Ein Mikrokosmos in der Millionen-Stadt

Nachdem ich Ko Kret hinter mir lasse, düsen wir in atemberaubendem Tempo ein Stück auf dem Hauptfluss. An beiden Ufern wechseln sich turmhohe Apartmentblocks und anonyme Gewerbegebäude ab. Urbane Betonburgen haben traditionelle Stelzenhäuser verdrängt.

Mein Bootsführer legt die federleichte Holzbarke in eine steile Kurve und schiesst durch eine enge Schleuse in einen Nebenkanal. Hier drosselt er das Tempo und schon tuckern wir gemächlich durch den engen Wasserweg. Unvermittelt bin ich in einer stillen und üppig grünen Welt angelangt. Es ist ein Mikrokosmos, der mit der fünfzehn Millionen-Metropolregion nichts gemeinsam hat.

Freundliche Begegnungen auf den Kanälen Bangkoks. Bild: Tamer Karaoglu

Einfache Blechhütten reihen sich an hundertjährige Teakholzhäuser, die auf Stelzen stehend waghalsig über die Uferböschung und schwimmende Teppiche aus Lotosblüten und Wasserspargel hinausreichen. Es riecht nach Holzfeuer und dampfenden Kochtöpfen. Gleichzeitig verbreitet die feuchte Tropenluft eine lethargische Atmosphäre. Meine Sinne aber sind hellwach und ich verinnerliche jedes Geräusch und jeden Geruch. Hunde kläffen, am Ufer spielen laut lachende Kinder und ältere Menschen winken mir freundlich von ihren Terrassen zu.

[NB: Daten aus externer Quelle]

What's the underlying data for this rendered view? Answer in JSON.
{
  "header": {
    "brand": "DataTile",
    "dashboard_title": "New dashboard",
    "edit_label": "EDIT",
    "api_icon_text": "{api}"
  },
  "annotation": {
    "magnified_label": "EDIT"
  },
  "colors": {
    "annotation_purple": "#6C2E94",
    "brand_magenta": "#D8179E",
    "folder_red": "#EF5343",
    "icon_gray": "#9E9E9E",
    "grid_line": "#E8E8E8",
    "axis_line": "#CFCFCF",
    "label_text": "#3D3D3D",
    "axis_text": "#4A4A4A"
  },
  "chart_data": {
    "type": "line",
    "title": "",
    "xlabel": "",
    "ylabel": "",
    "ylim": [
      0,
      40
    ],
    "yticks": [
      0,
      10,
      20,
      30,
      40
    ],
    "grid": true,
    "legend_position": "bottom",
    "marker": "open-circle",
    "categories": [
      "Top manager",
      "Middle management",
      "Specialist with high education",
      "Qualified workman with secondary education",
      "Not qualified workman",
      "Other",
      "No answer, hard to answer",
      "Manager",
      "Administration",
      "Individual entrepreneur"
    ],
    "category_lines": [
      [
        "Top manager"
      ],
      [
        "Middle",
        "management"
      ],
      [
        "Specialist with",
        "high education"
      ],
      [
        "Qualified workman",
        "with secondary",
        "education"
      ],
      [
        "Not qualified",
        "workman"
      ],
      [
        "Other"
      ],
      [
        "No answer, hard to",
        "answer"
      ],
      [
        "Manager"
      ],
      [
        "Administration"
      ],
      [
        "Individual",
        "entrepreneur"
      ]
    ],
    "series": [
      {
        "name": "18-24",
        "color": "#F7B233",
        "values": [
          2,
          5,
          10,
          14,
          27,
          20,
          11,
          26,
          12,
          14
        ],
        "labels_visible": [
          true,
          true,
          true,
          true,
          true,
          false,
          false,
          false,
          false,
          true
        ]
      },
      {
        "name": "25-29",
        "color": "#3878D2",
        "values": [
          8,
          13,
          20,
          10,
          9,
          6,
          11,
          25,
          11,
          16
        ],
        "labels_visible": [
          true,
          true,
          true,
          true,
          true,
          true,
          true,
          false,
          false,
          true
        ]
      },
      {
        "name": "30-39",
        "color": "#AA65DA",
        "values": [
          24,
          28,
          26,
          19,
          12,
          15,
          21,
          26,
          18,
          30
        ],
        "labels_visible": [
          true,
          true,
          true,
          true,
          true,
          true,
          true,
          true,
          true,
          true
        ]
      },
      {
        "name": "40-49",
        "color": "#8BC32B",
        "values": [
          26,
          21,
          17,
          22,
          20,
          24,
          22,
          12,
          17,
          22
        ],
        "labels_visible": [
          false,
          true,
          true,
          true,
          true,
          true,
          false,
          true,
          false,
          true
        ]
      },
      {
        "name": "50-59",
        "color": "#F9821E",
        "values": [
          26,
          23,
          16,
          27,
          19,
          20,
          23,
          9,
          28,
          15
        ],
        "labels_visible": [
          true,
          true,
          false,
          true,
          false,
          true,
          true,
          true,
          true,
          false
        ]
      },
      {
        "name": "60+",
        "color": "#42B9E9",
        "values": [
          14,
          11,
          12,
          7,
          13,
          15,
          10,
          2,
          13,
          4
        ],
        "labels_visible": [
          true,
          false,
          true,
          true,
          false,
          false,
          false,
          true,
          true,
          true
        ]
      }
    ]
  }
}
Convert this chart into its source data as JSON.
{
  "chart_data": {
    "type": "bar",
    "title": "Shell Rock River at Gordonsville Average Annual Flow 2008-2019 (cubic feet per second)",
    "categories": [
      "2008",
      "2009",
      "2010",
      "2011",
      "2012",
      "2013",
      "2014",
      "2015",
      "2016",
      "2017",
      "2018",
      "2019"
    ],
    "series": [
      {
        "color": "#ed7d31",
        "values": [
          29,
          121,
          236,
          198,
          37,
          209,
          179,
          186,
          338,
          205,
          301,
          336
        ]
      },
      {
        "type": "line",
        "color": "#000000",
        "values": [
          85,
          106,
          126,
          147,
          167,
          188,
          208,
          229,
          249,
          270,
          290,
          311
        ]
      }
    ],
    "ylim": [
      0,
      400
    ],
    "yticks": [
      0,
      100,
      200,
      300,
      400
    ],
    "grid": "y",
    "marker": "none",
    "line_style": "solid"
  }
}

Ich bin in Siam, dem Land des Lächelns, unterwegs.

Schwimmender Supermarkt

Den buddhistischen Tempel Wat Takien steuert man am besten mit dem Boot an. Der gleichnamige Markt nebenan ist ein Augenschmaus und eine bunte Tanzvorführung für den Gaumen. Ausser mir ist keine andere «Langnase» auf dem Markt zu sehen. Heute ist der Markt ruhig, nur wenige Kunden tummeln sich zwischen den Marktständen und dem Steg. Ich bin extra an einem Wochentag hier, denn die meisten Kunden nutzen das Wochenende für ihren Einkauf.

Dann herrscht an der Anlegestelle Hochbetrieb, wenn ein Boot nach dem anderen kurz stoppt, um Gemüse, Früchte, Geflügel, Fisch, Blumen und Dinge des täglichen Bedarfs umzuschlagen. Neben den Lastbooten legen auch Garküchen an, schwimmende Kaffeehändler auf kleinen Barken tuckern vorbei und selbst Gasflaschen werden an Bord der schmalen Holzkähne angeliefert.

An den Wochenenden herrscht an den Anlegestellen der schwimmenden Marktes Hochbetrieb. Bild: Matthias Reimann

Nachdem meine einheimische Reiseleiterin bemerkt hat, dass ich mich für authentische Thai-Gerichte begeistere, lässt sie mich überall kosten und riechen. Hier eine unbekannte Frucht, dort ein Büschel intensiv riechender Kräuter oder ein Löffel pikanter Suppe. Und natürlich muss ich auch das Omelett mit Sojasprossen, Tofu, gerösteten Erdnüssen und süss-saurem Tamarindensaft probieren, das auf einer schwimmenden Küche vor der Markthalle zubereitet wird. Ich erlebe ein deliziöses Feuerwerk von scharf über fruchtig zu süss und hin zu sauer, von unbekannt zu dennoch sehr vertraut.

Zurück im kilometerlangen Stau

Anschliessend besuche ich eine Familie, die in einem verwunschenen Holzhaus am Flussufer aus Tapioka, Kokosraspel und zuckersüssem Sirup kleine Leckereien in unvorstellbaren Mengen produziert. Diese werden später - in kleine Beutel abgefüllt - wohl an jeder zweiten Strassenkreuzung Bangkoks angeboten. In der stickigen Luft dieser kleinen Fabrik blubbert und dampft es überall.

Eine hämmernde mechanische Presse spukt im Sekundentakt Bällchen aus einer süssen Teigmischung aus, die anschliessend in heissem Zuckersirup gekocht werden. Ventilatoren brummen teilnahmslos in der feuchten Luft. Hinter der kleinen Fabrik dösen Hunde im Schatten. Sie sind zum Bellen zu müde und drehen sich nicht einmal nach Neulingen um.

Ein Familie produziert in einem Holzhaus am Flussufer eine Süssspeise, die später auf der Strasse verkauft wird. Bild: Tamer Karaoglu

Wie aus einer fremden Welt auftauchend kehre ich am späten Nachmittag zur Rama IV Brücke zurück. Im eisgekühlten Inneren des bereitstehenden Minivans werde ich unvermittelt in die Realität der Hauptstadt zurückkatapultiert, denn auch jetzt gibt es auf den Strassen nur eines: kilometerlangen Stau.

Die verordnete Langsamkeit dieser endlosen Blechlawine nutze ich für mich und gehe den Tag im Kopf nochmals durch. Ich gebe mich gedanklich erneut den intensiven Düften, den Farben, den vielen Unterhaltungen und den Tausenden Geräuschen der Klongs und des schwimmenden Marktes hin und geniesse faszinierendes Kopfkino.